Still, he said that some market fundamentals indicate to him that producers will be able to look forward to a strong price environment for some time to come. “Fundamentally, we’re seeing bigger depletion curves and gas-fired generation becoming more prevalent and more on the margin. A hot summer could have a pretty big effect on the supply picture.”

While producers are taking greater advantage of financial tools to manage price risk, there are likely a good number of local distribution companies (LDCs) who wish they could do the same. “Every state PUC [public utility commission] probably has a different view on what their LDCs should be doing [to manage price risk]. In general, we don’t see many [PUCs] being very proactive in trying to help manage these prices.”

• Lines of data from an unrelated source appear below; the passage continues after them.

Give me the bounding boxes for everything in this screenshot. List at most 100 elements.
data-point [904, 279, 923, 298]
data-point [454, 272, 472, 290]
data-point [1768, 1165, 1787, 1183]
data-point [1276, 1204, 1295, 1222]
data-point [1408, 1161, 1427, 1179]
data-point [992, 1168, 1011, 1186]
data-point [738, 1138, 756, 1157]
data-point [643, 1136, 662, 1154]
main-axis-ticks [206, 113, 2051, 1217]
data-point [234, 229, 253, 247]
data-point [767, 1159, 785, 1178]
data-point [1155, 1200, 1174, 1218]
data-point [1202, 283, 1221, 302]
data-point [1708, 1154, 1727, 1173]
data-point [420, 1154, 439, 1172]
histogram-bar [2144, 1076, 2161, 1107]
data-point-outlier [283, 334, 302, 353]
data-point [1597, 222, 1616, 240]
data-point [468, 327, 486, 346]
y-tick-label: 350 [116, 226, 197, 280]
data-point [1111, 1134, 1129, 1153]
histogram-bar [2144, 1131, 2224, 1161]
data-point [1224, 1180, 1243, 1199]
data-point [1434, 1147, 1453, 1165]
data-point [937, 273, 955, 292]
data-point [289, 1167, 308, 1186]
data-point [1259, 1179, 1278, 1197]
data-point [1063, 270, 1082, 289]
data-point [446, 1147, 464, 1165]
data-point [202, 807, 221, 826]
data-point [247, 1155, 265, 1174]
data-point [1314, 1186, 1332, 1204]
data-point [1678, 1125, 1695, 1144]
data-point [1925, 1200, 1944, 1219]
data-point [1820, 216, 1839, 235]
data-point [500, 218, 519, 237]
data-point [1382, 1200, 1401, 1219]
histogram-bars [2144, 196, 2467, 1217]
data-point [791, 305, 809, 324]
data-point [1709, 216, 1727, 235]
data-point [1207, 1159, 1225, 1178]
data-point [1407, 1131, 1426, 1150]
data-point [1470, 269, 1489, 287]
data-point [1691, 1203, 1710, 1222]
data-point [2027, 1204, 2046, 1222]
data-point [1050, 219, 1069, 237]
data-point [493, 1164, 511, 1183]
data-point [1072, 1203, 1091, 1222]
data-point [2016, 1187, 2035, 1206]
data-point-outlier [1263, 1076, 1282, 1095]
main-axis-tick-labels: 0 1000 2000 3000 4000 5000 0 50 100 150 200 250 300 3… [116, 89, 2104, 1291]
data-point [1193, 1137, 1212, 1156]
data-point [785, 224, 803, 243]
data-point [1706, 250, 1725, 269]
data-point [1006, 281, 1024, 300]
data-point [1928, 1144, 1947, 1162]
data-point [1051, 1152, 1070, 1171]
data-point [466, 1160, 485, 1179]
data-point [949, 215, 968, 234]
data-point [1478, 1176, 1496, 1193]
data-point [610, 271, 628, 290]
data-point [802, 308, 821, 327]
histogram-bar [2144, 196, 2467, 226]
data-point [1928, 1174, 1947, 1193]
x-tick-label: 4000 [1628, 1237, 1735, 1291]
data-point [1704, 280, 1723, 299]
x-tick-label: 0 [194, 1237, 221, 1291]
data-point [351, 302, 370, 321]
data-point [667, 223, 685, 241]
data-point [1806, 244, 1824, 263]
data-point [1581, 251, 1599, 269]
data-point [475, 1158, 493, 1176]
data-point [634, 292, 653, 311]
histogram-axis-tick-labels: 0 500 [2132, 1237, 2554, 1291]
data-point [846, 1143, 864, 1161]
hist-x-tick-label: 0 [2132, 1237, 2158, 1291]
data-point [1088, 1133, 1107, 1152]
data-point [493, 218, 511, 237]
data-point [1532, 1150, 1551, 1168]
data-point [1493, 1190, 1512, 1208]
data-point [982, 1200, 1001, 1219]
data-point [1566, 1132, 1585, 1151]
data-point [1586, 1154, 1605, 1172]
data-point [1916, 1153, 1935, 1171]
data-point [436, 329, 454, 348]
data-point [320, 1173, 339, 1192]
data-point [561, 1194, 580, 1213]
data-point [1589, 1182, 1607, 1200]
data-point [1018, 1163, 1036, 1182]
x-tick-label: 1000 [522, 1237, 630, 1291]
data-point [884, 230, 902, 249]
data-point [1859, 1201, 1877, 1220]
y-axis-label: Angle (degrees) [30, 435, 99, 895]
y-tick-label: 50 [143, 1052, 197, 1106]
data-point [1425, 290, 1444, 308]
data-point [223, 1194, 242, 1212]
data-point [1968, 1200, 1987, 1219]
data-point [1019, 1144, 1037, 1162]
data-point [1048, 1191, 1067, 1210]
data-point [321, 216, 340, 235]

Price caps are not the answer, Jones said. “I think it would be nice to let market forces work the way they should. If regulators feel like they need to have a better handle on long-term prices, they should free up the reins a little bit to allow their specific entities…to go out there and implement hedging programs.”

While LNG importation could be a stabilizing force in gas markets longer term, the promise of more LNG is creating uncertainty for the time being. “I think there is still a question as to how much LNG is actually going to show up,” Jones said. “There have been few new sites actually approved versus all the ones that have been announced, and I think market participants are still trying to figure out which ones are real and which ones are not. There are a lot of people intrigued by the potential effects of LNG, but I don’t think anyone really understands what those ultimate effects are going to be.”

On the gas demand side, Jones said that a lot of the markets with which Eagle Energy deals don’t particularly want to deal with the operational uncertainty engendered in ship-based gas delivery. “Most markets just want to buy flowing natural gas,” he said. “They want to buy it in Chicago or in New York or in Atlanta. They don’t necessarily want to buy it at the tailgate of some plant and have a lot of force majeure contract language that can be introduced to them. I think there are a lot of contracting issues that need to be worked out on the LNG side, and I think there needs to be a little bit more surety that this LNG is going to be coming here.”